В тусклом свете заходящей луны Лозен лежала ничком у речушки. Сквозь набедренную повязку и замшевую рубаху она чувствовала исходящий от земли холод, но дубы надежно скрывали ее и от чужих глаз, и от ледяного ветра. Викторио придерживал сестру за подбородок, покуда наносил ей на лицо широкую полоску краски из крови оленя, смешанной с толченой агавой. Горизонтальная полоса пересекала обе щеки и нос девушки. Точно такие же полосы украшали лица мужчин, сопровождающих Викторио. Красная линия исказила черты лица Лозен, но теперь девушку будет сложней разглядеть в пустыне.
Лозен гадала, слышит ли Викторио биение ее сердца. Поначалу они лишь собирались украсть у военных мулов, но теперь намечалась куда более значимая и опасная вылазка. Девушка тревожилась, что ее отправят домой, но мужчины проголосовали за то, чтобы позволить ей отправиться с ними.

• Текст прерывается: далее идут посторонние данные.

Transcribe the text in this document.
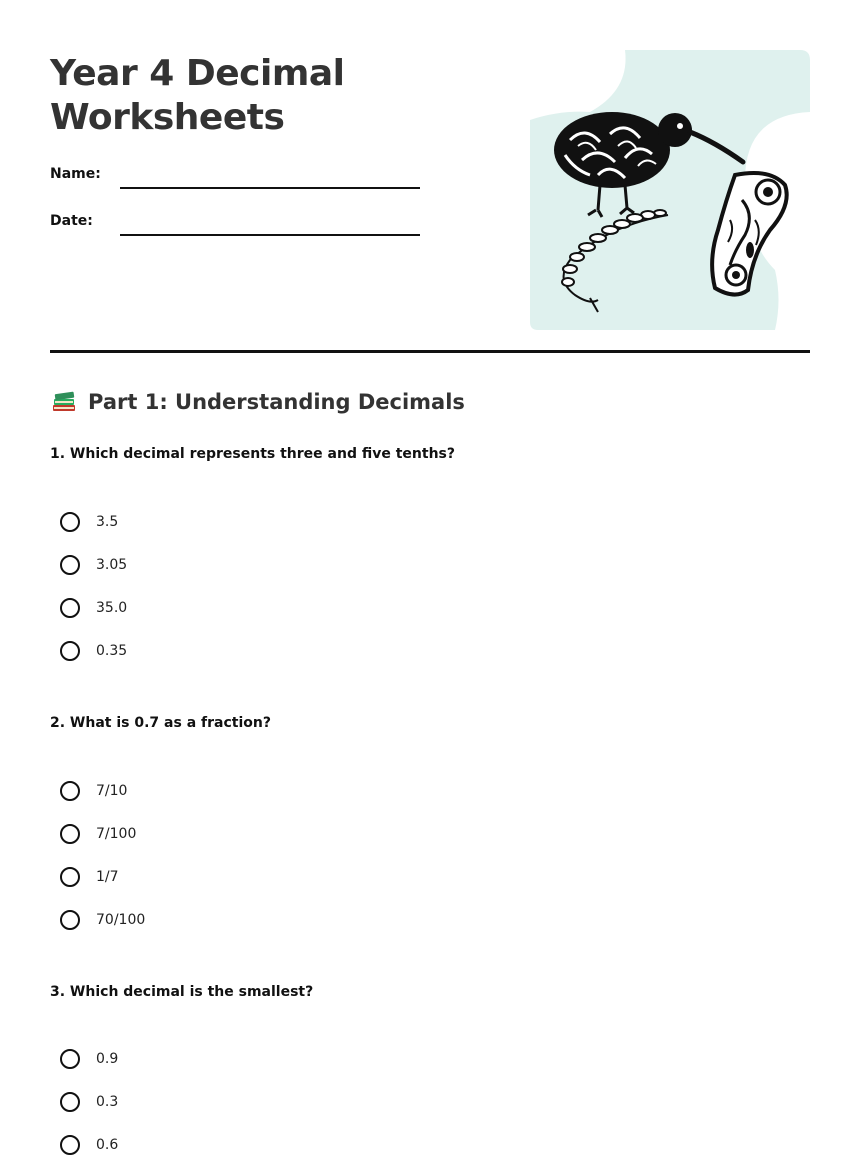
Year 4 Decimal
Worksheets
Name:
Date:
Part 1: Understanding Decimals
1. Which decimal represents three and five tenths?
3.5
3.05
35.0
0.35
2. What is 0.7 as a fraction?
7/10
7/100
1/7
70/100
3. Which decimal is the smallest?
0.9
0.3
0.6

Лозен втерла в волосы пыль, потом наломала дубовых веточек и закрепила их на ремне, перехватывающем голову. Завернувшись в выцветшее одеяло, она уперлась подбородком в скрещенные руки и слилась с окружающим пространством. Остальные мужчины из отряда Викторио последовали ее примеру, превратившись кто в валун, кто в куст. Все это произошло очень быстро — не дольше, чем паук оплетает паутиной бьющуюся в его тенетах муху.
Чейса мулы вообще не интересовали. Он жаждал выманить синемундирников, чтобы перебить их и спасти родных. Если ему не удастся проделать задуманное нынешним утром, все пропало. Когда приближающееся подкрепление доберется до станции, у Чейса просто не хватит воинов противостоять врагам.
Сквозь дубовые ветви Лозен могла разглядеть усыпанные камнями подступы к ручью. Издалека доносился отчаянный рев мулов. Если бледнолицые в самое ближайшее время их не напоят, животные начнут дохнуть. Впрочем, мотивы, толкающие бледнолицых на совершение тех или иных поступков, находились за пределами понимания здравомыслящих людей. Девушка застыла в ожидании.
Когда взошло солнце, раздался крик ястреба — условный сигнал, оповещавший о том, что бледнолицые открывают ворота. Лозен продолжала сохранять спокойствие и безмятежность. Прежде чем они с соплеменниками накинутся на мулов, животным надо дать утолить жажду. С другой стороны, мулам нельзя позволять упиться: от избытка воды животные не смогут быстро бежать, а путь им предстоял долгий, аж до самой Мексики.
Земля, к которой Лозен прижималась животом, едва заметно задрожала от топота копыт. Рев мулов теперь слышался отчетливее и звучал более исступленно. Ястреб прокричал дважды. С мулами отправились всего двое погонщиков, хотя речка находилась вне зоны досягаемости ружей солдат, затаившихся в каменном доме. Что ж, значит, увести мулов не составит никакого труда.
Как только прозвучал последний, полный скорби крик ястреба, который издал дозорный, Лозен вскочила и сунула одеяло сзади себе за пояс. Она тут же услышала крики товарищей Викторио и хлопки мушкетов: чтобы напугать мулов, апачи стреляли поверх их голов. Издав вопль, пронзительный и жуткий, Лозен кинулась к воинам, собравшимся у речушки.
Вопреки ожиданиям, мулы не обратились в паническое бегство. Большинство из них даже не подняли морд от воды. Лозен выхватила из-за пояса одеяло и замахала им на животных, но это не помогло. Колченогий правильно говорил: мул упрямее его жены Глазастой, когда та в самом дурном настроении.